Hercules: Layton’s futuristic Prince of Power returns!


By Byron Brewer

Amadeus Cho? Nice kid and smart, but give me Rigellian Recorder #417 anytime. And comic book creator Bob Layton is about to do just that in the long-awaited sequel to his famed mini-series of the early 1980s.

HERCULES: TWILIGHT OF A GOD is a four-part limited that launches in June and features everyone’s favorite Prince of Power in the 24th century. But this is not the same Lion of Olympus who has recently been hanging out with Hank Pym & Co. in Mighty Avengers. No, this is a demi-god residing in an alternate universe whose adventures have mostly been on the cosmic side of the scale since being banished from Olympus by his father, Zeus.

Bob Layton, like Jim Starlin a master of both plotting and art, first came to my attention during his first run with writer David Michelinie on Iron Man in 1978. Tony Stark’s private life as well as the various armors of Shellhead became much more interesting around the time of their coming, issue #116. Layton and Michelinie stayed with the now-best seller until #154 and then returned for a second lengthy run from #215-#250.

It was in September 1982, during his first run on Iron Man, that Layton created one of the first mini-series ever by writing, penciling and inking the four-issue Hercules: Prince of Power. I had been a fan of the blustery strongman since Roy Thomas brought him into his Avengers run in the 1960s, but the Hercules to whom Layton introduced us had taken the character’s side rife with comedy and turned it on its ear.

In an era of Marvel where many titles were cosmic, this little book still shined!

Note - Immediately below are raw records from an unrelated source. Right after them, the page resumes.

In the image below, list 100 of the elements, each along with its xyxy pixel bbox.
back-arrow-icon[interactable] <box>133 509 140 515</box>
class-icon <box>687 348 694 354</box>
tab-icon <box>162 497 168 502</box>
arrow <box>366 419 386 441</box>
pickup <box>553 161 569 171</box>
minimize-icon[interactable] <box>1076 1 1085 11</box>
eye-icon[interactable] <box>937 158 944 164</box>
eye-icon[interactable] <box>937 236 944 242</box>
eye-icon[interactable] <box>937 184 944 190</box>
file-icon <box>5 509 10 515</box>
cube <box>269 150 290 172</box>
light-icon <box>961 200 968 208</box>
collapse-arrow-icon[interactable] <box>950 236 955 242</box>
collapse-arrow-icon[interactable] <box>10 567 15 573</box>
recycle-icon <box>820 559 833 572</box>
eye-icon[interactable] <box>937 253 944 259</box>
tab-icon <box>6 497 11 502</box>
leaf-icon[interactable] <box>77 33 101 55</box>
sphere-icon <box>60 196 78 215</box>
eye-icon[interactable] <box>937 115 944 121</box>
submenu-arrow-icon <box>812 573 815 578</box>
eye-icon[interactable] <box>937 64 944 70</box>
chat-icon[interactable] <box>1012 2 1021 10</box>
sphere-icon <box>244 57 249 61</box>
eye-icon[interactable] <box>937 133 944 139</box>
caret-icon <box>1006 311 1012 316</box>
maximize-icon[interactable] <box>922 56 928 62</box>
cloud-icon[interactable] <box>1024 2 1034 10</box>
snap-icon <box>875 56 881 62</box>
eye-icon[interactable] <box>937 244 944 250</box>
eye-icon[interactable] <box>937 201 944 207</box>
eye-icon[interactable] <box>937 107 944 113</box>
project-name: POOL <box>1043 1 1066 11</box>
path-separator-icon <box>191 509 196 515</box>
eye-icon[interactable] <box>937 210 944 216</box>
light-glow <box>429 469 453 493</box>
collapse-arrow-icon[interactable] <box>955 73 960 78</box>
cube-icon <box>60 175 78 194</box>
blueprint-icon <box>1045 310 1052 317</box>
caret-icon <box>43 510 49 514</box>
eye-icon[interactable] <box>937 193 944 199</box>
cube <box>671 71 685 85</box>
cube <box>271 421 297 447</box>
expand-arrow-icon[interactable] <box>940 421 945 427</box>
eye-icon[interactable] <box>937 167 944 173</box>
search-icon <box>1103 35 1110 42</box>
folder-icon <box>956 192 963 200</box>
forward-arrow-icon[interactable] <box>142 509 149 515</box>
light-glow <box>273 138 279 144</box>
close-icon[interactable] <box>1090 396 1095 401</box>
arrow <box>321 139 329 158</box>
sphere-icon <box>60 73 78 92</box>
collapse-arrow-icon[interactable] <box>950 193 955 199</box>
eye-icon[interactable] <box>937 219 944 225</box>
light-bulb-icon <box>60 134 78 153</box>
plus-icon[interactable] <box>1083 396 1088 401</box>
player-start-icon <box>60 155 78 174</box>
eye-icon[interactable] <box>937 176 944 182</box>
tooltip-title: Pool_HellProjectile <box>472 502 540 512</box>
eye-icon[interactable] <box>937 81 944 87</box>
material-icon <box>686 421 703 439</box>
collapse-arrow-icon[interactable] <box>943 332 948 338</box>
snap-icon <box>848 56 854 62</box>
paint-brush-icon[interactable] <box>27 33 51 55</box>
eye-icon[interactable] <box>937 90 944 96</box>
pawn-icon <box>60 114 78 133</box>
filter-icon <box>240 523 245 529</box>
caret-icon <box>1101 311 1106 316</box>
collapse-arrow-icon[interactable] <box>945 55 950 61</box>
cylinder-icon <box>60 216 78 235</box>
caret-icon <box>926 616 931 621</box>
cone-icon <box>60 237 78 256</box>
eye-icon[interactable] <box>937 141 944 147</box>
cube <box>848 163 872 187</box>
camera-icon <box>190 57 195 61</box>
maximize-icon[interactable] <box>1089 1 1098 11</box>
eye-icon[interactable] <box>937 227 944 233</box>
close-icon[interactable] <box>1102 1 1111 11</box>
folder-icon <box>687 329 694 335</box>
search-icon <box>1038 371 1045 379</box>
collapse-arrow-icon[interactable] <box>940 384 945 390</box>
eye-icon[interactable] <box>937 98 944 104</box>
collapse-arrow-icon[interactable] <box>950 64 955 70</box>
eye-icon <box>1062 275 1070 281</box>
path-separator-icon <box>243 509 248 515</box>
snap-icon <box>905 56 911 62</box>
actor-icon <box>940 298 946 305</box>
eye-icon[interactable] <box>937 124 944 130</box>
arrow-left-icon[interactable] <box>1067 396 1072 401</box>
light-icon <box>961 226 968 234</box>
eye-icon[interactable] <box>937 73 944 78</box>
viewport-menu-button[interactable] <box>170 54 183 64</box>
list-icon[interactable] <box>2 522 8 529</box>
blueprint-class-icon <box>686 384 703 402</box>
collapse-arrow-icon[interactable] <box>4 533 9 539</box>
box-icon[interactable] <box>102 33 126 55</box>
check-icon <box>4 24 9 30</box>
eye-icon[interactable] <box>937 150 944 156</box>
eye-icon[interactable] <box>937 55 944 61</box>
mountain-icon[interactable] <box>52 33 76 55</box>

In this alternate universe, Herk is banished from Olympus by Zeus in order to learn humility. (Virtually the same action All-Father Odin took against Thor by creating his life as lame physician Don Blake on Earth. Ever find it byronic that two of the most haughty entities in the Marvel U. are trying to teach their sons that which they have not learned?) Instead of Earth and Avengers Mansion (if it is there in the 24th century), the Prince of Power opts instead to travel into deep space and hobnob with a great mix of alien races. A beautiful human female eventually finds the romantic’s eye but turns out instead to be a Skrull named Skyppi – typical of the book’s humor.

Herk also takes as his sidekick Recorder #417, whom way back when I mistook for the original Recorder from Thor. No mere Uatu like the Kirby-corder, #417 becomes a loyal companion and trusted friend to the Prince of Power and is critical in the plot of the mini.

Even the Big G himself, Galactus, makes a rare comedic cameo.

I think it was Jim Shooter in Avengers (I may be mistaken, but it was the first time I noticed it) who first had Hercules offer up a mighty punch as a “well met” greeting to beings of great power, calling it “The Gift.” In Hercules: Prince of Power, Herk gives a powerful “howdy” punch to a big, muscular alien who then -- sobs uncontrollably! He is a member of one of the gentlest races in the universe and this action earns Hercules the ire of his bar compatriots. The tone is set for his adventure in space.

The popularity of the limited series spawned a four-issue sequel in 1984, also wholly created by Layton. This series, not as enjoyable as the first (IMO) and with a darker tone, pits Herk and his allies against a cosmic version of Red Wolf. In the book, villains turn grave robbers, violating the final resting place of Captain Marvel by stealing his Nega-Bands. This all leads to a showdown between the Lion of Olympus and his father (apparently gone daft after murdering the other Olympians). But by sparing Zeus’ life, Hercules demonstrates that he has learned the lesson of humility after all.

In one of those hated cosmic rubber band endings, Zeus reveals the other gods are not dead but now existing on a higher plane where Zeus will soon take up residence. Herk is advised that he is now free of his past and can create his own destiny separate from that of the pantheon.

Eh … not so good.

But I do have high hopes for Layton’s June offering, Twilight of a God. In the alternate universe continuity, Hercules has been champion of the Andromeda galaxy for 75 years but is incapacitated during an attempt to save a city. In need of care by his Olympian offspring but suddenly twisted up in a sinister plot against his son’s government (and the apparent return of Galactus, no less), once again the Prince of Power – like Obi-Wan Kenobi – is the galaxy’s only hope.

Some of us have been waiting over a quarter-century for this book, and it is good news to hear both Marvel and Layton are ready to blast off.

And I ain’t lion!

Hercules: Twilight of a God hits stores in June.